One executable core, context assembled around it
Put together, the context layer has a shape — an agentic loop. At the center is the semantic layer: the executable, governed engine that turns a question into a correct, permitted answer. The agent harness is built around that engine. And the rest of the context — business meaning, tribal knowledge, docs, tickets — is assembled at runtime, mostly over MCP, exactly when the agent needs it. That's the architecture behind Cube's AI Context Layer.

In practice, each of these pieces is exposed to the agent as a set of tools. The semantic layer, the entity and ontology definitions, the memory of past runs — the agent reaches each of them over MCP as callable tools, not as a fixed pipeline. On every run it decides which tools to call and in what order: read the core business concepts from the entities doc, search the semantic layer's data model for the right measures and dimensions, pull any relevant memory from earlier runs, and then run a query against the semantic layer.
That last step is different in kind from the ones before it. Reading concepts, searching the model, retrieving memory — that's all context gathering. The query is execution: it's where a governed answer actually gets produced. Everything upstream helps the agent decide what to ask; only the semantic layer turns that decision into a correct, permitted result.
From there the agent can end the run or keep looping — investigating further, gathering more context, or taking action through tools that do more than read: build a dashboard, send an email, update a system of record. The semantic layer sits at the center of that loop as the one tool that executes.

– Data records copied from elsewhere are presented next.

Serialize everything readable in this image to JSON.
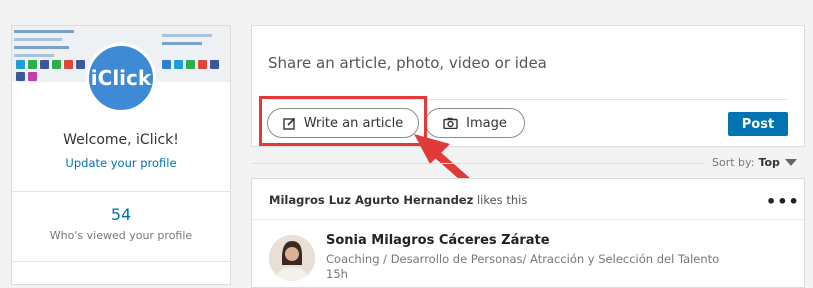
{
  "profile": {
    "avatar_text": "iClick",
    "welcome": "Welcome, iClick!",
    "update_link": "Update your profile",
    "views_count": "54",
    "views_label": "Who's viewed your profile"
  },
  "share": {
    "prompt": "Share an article, photo, video or idea",
    "write_article": "Write an article",
    "image": "Image",
    "post": "Post"
  },
  "sort": {
    "label": "Sort by:",
    "value": "Top"
  },
  "feed": {
    "activity_name": "Milagros Luz Agurto Hernandez",
    "activity_action": "likes this",
    "poster_name": "Sonia Milagros Cáceres Zárate",
    "poster_headline": "Coaching / Desarrollo de Personas/ Atracción y Selección del Talento",
    "poster_time": "15h"
  },
  "colors": {
    "accent": "#0073b1",
    "highlight": "#e03a3a",
    "avatar_bg": "#3f8ad4"
  }
}
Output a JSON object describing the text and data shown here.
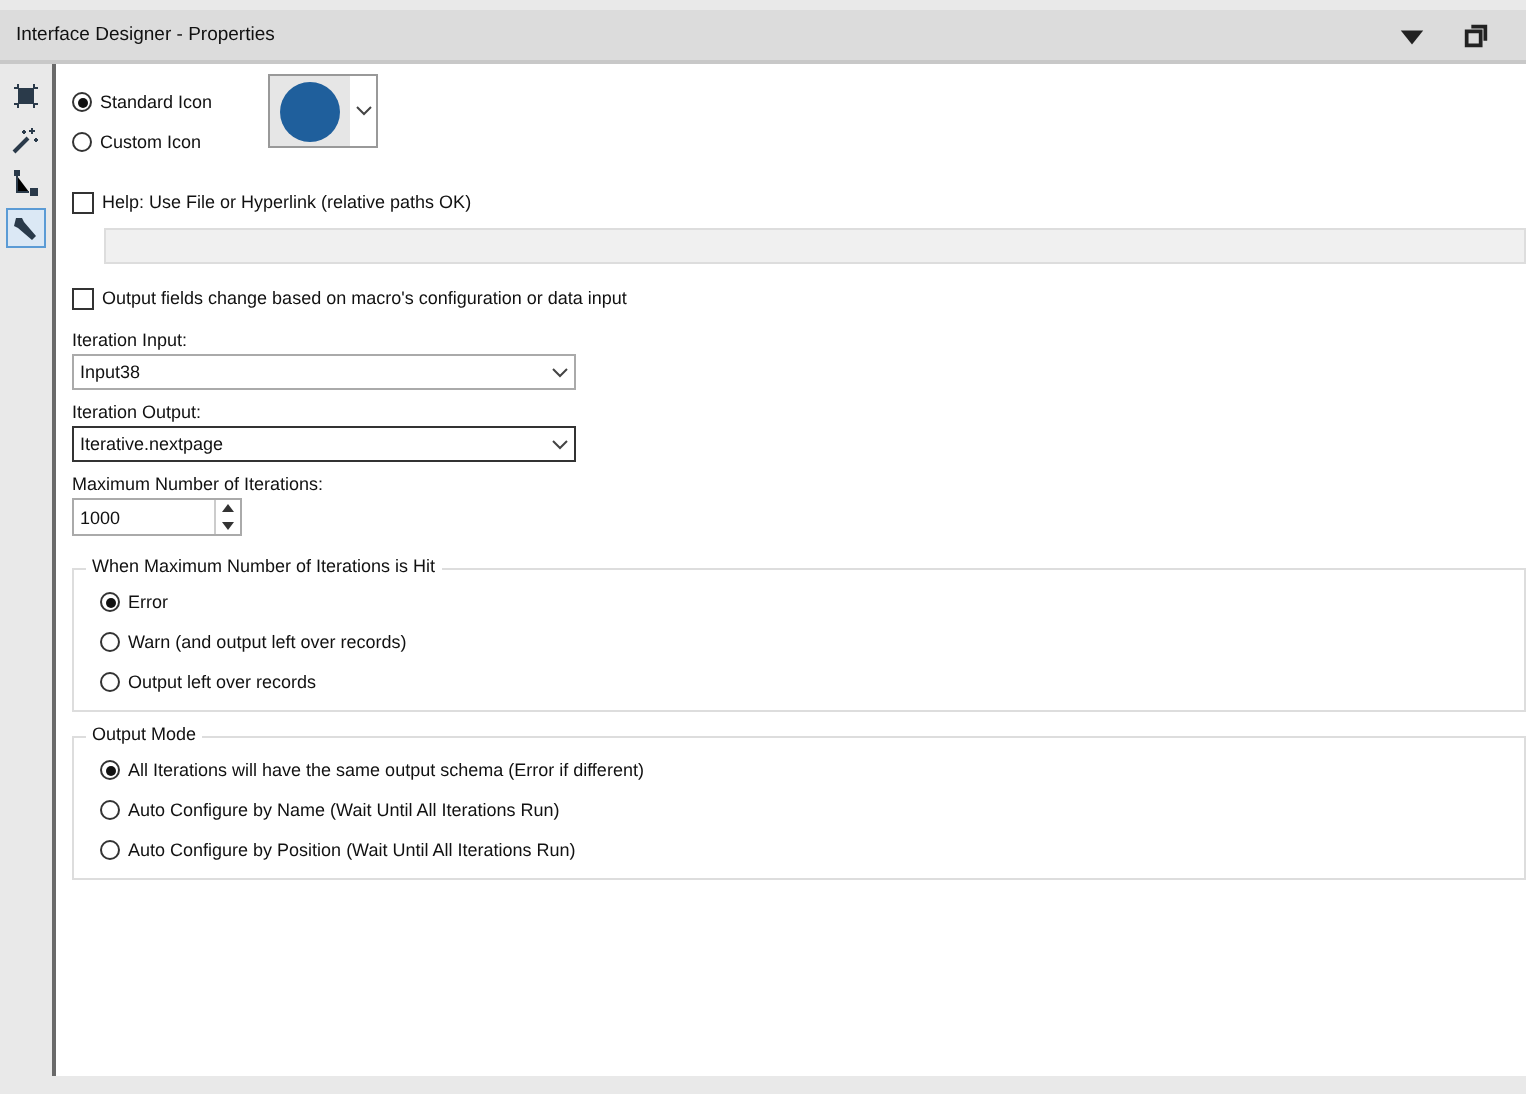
{
  "window": {
    "title": "Interface Designer - Properties"
  },
  "tools": [
    {
      "kind": "layout",
      "selected": false
    },
    {
      "kind": "wand",
      "selected": false
    },
    {
      "kind": "tree",
      "selected": false
    },
    {
      "kind": "wrench",
      "selected": true
    }
  ],
  "icon_options": [
    {
      "label": "Standard Icon",
      "selected": true
    },
    {
      "label": "Custom Icon",
      "selected": false
    }
  ],
  "icon_picker": {
    "color": "#1f5f9c"
  },
  "help": {
    "label": "Help: Use File or Hyperlink (relative paths OK)",
    "checked": false
  },
  "output_fields": {
    "label": "Output fields change based on macro's configuration or data input",
    "checked": false
  },
  "iteration_input": {
    "label": "Iteration Input:",
    "value": "Input38"
  },
  "iteration_output": {
    "label": "Iteration Output:",
    "value": "Iterative.nextpage",
    "focused": true
  },
  "max_iterations": {
    "label": "Maximum Number of Iterations:",
    "value": "1000"
  },
  "groups": [
    {
      "title": "When Maximum Number of Iterations is Hit",
      "options": [
        {
          "label": "Error",
          "selected": true
        },
        {
          "label": "Warn (and output left over records)",
          "selected": false
        },
        {
          "label": "Output left over records",
          "selected": false
        }
      ]
    },
    {
      "title": "Output Mode",
      "options": [
        {
          "label": "All Iterations will have the same output schema (Error if different)",
          "selected": true
        },
        {
          "label": "Auto Configure by Name (Wait Until All Iterations Run)",
          "selected": false
        },
        {
          "label": "Auto Configure by Position (Wait Until All Iterations Run)",
          "selected": false
        }
      ]
    }
  ]
}
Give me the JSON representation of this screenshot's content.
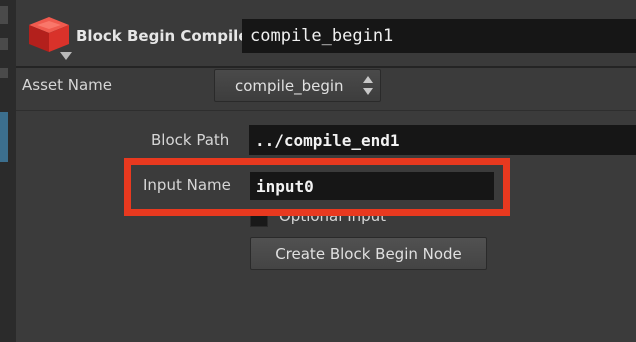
{
  "header": {
    "op_label": "Block Begin Compile",
    "node_name": "compile_begin1",
    "node_icon": "red-compile-block-icon"
  },
  "asset": {
    "label": "Asset Name",
    "value": "compile_begin"
  },
  "params": {
    "block_path_label": "Block Path",
    "block_path_value": "../compile_end1",
    "input_name_label": "Input Name",
    "input_name_value": "input0",
    "optional_input_label": "Optional Input",
    "create_button_label": "Create Block Begin Node"
  },
  "colors": {
    "highlight": "#e8391f",
    "icon_red": "#d9322a",
    "background": "#3b3b3b",
    "field": "#161616"
  }
}
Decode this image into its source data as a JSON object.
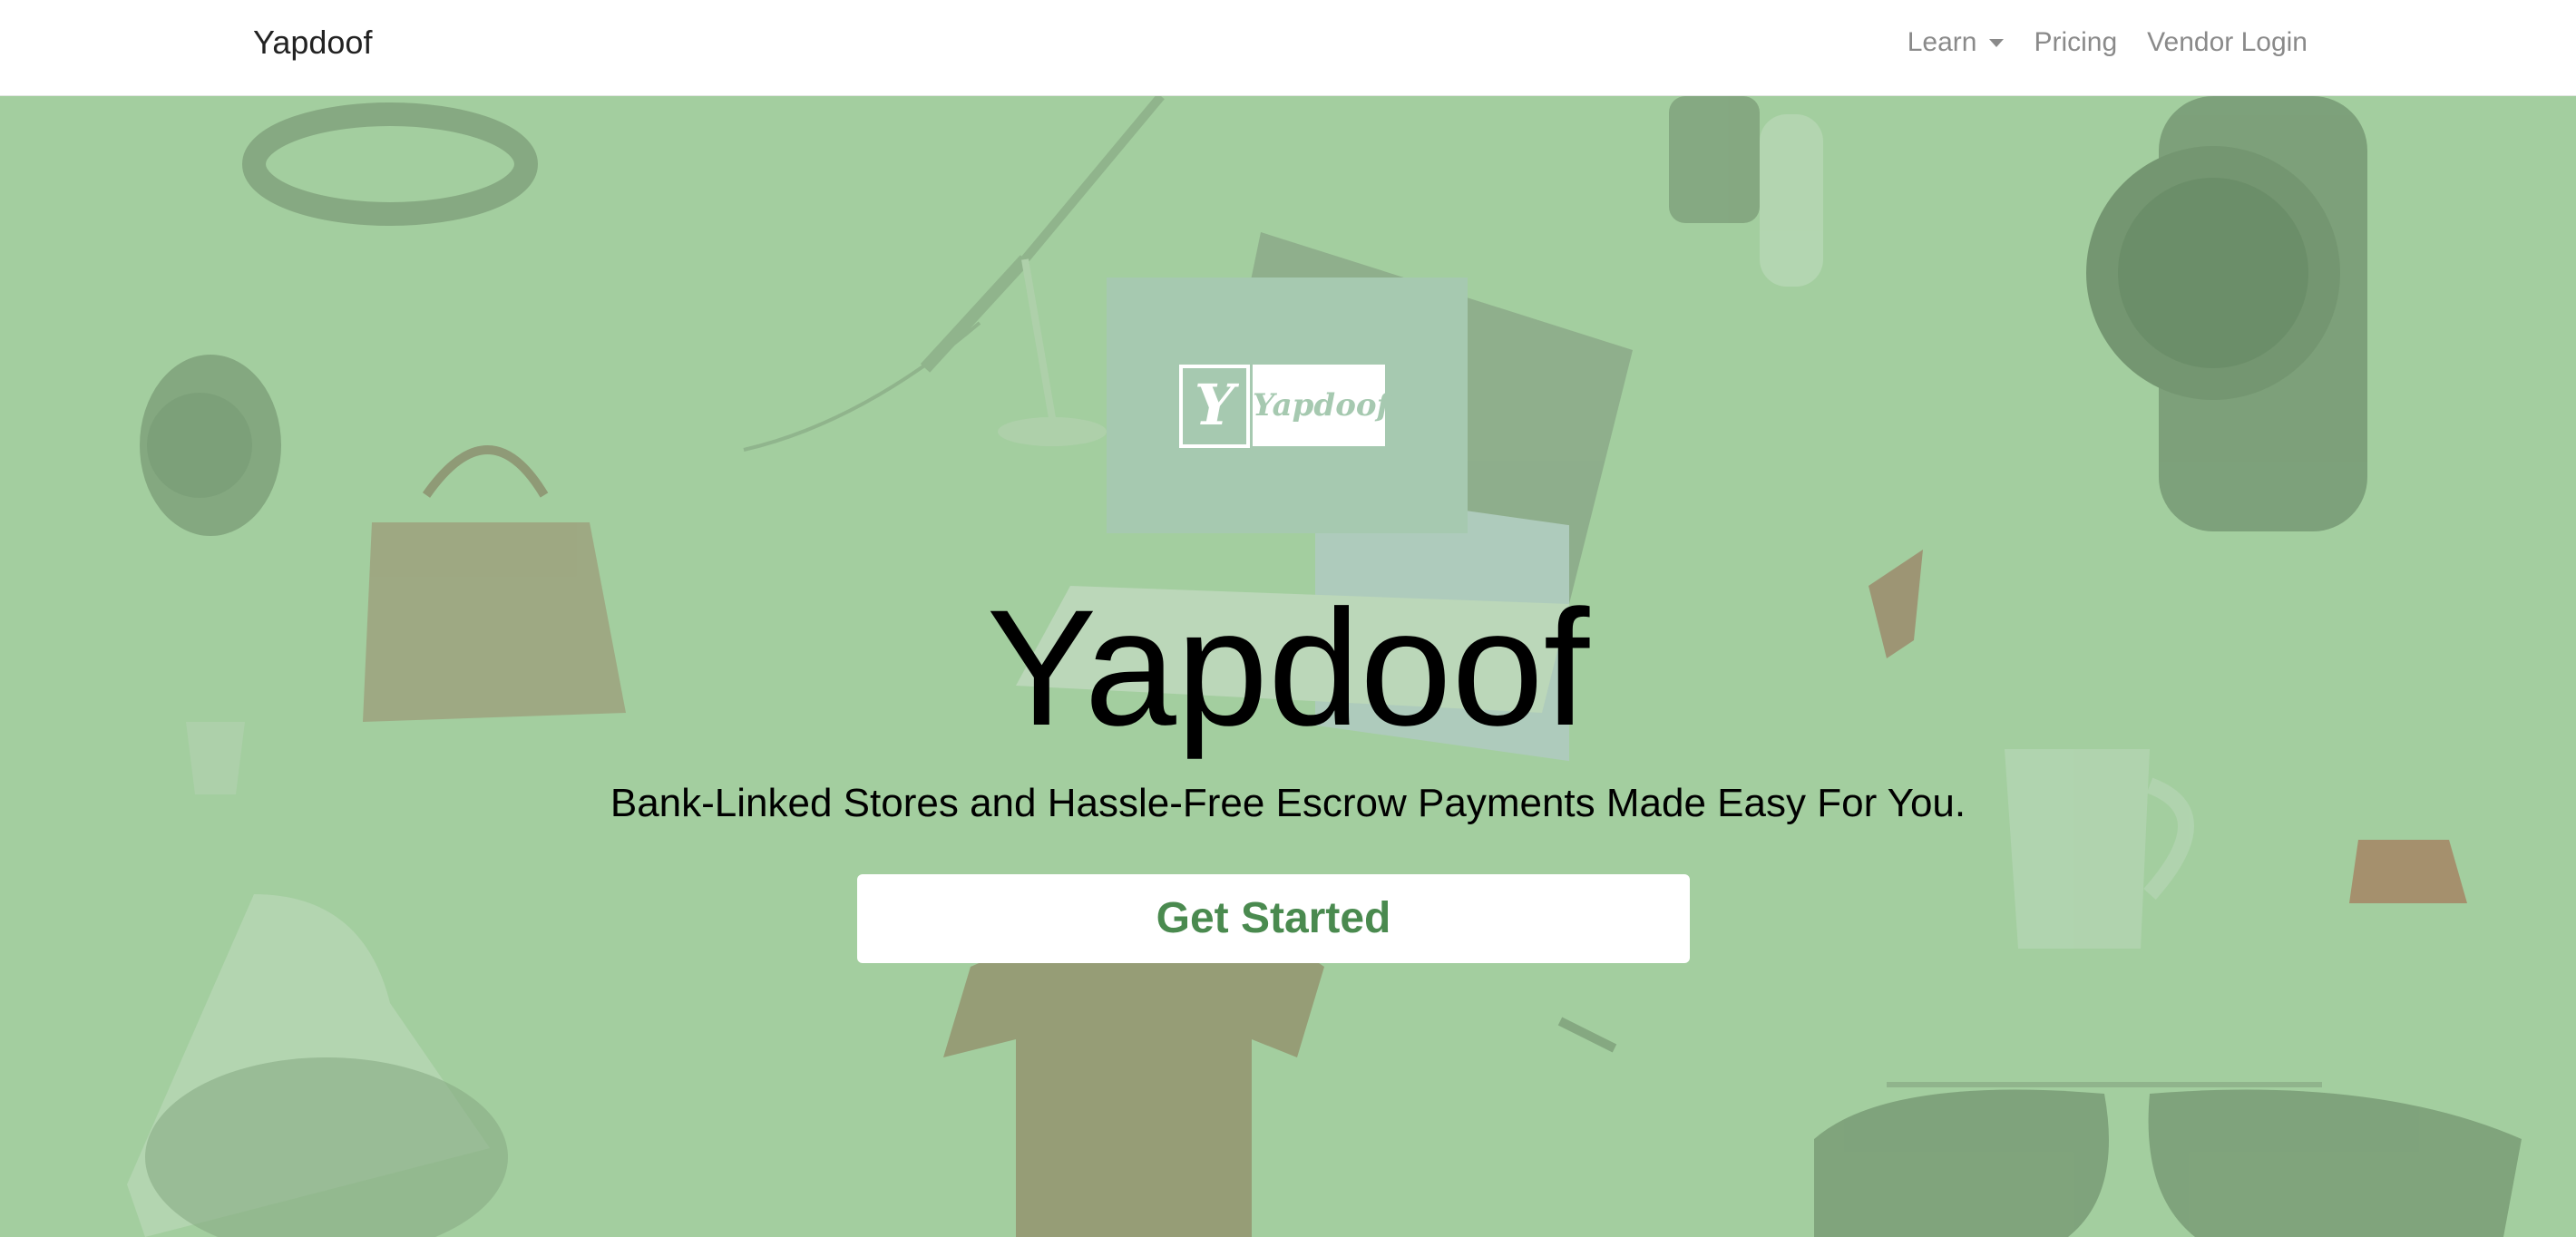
{
  "navbar": {
    "brand": "Yapdoof",
    "links": [
      {
        "label": "Learn",
        "has_dropdown": true
      },
      {
        "label": "Pricing"
      },
      {
        "label": "Vendor Login"
      }
    ]
  },
  "hero": {
    "logo": {
      "monogram": "Y",
      "wordmark": "Yapdoof"
    },
    "title": "Yapdoof",
    "subtitle": "Bank-Linked Stores and Hassle-Free Escrow Payments Made Easy For You.",
    "cta_label": "Get Started",
    "background_items": [
      "belt",
      "desk-lamp",
      "smartwatch",
      "wristwatch",
      "handbag",
      "laptop",
      "cup",
      "mug",
      "sneaker",
      "t-shirt",
      "sunglasses",
      "purse",
      "pen"
    ]
  },
  "colors": {
    "hero_bg": "#a3ce9f",
    "logo_bg": "#a6c9b0",
    "cta_text": "#4a8a4f",
    "nav_text": "#8a8a8a"
  }
}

Build all of it — catalogs, lineage, business rules, tribal knowledge. Just make sure the core is a real runtime. A semantic layer done right is code: version-controlled, tested, and served live over MCP to every agent that needs it. The "stale YAML nobody maintains" picture that shows up in some of the context-layer discourse describes a semantic layer someone built and abandoned — an implementation failure, not a property of the thing itself.
Two more convictions follow from the same root. First, a context layer that ships as a feature of a single BI tool wraps trust around a seat you're already locked into. Agentic analytics is a platform decision: the governed model should reach every agent you run — in a chat interface, in your own product, in Claude or ChatGPT over MCP — which is why we built Cube AI-native around the governed model rather than adding a chat box to a dashboard. Second, an agent answering business questions is a production system, and production systems have tests. Cube Evals exists so you can prove that a context or model change actually improved answer accuracy before it ships, instead of eyeballing outputs and hoping.
The semantic layer, after AI
The semantic layer didn't get less important because of AI. AI is the reason it stopped being optional: agents surface every ambiguity a human analyst used to quietly resolve, at a volume no human review can absorb. When Brex built Spaces — the AI-powered financial reporting workspace embedded in their product — they evaluated Cube against other semantic layers and chose it because, as their team put it, "the semantic layer is what makes the AI useful." The agent understands what "spend" means at Brex because that meaning is encoded, computed, and governed in the layer — not guessed from column names.
If you're designing a context layer right now, start with the executable core and assemble the rest around it.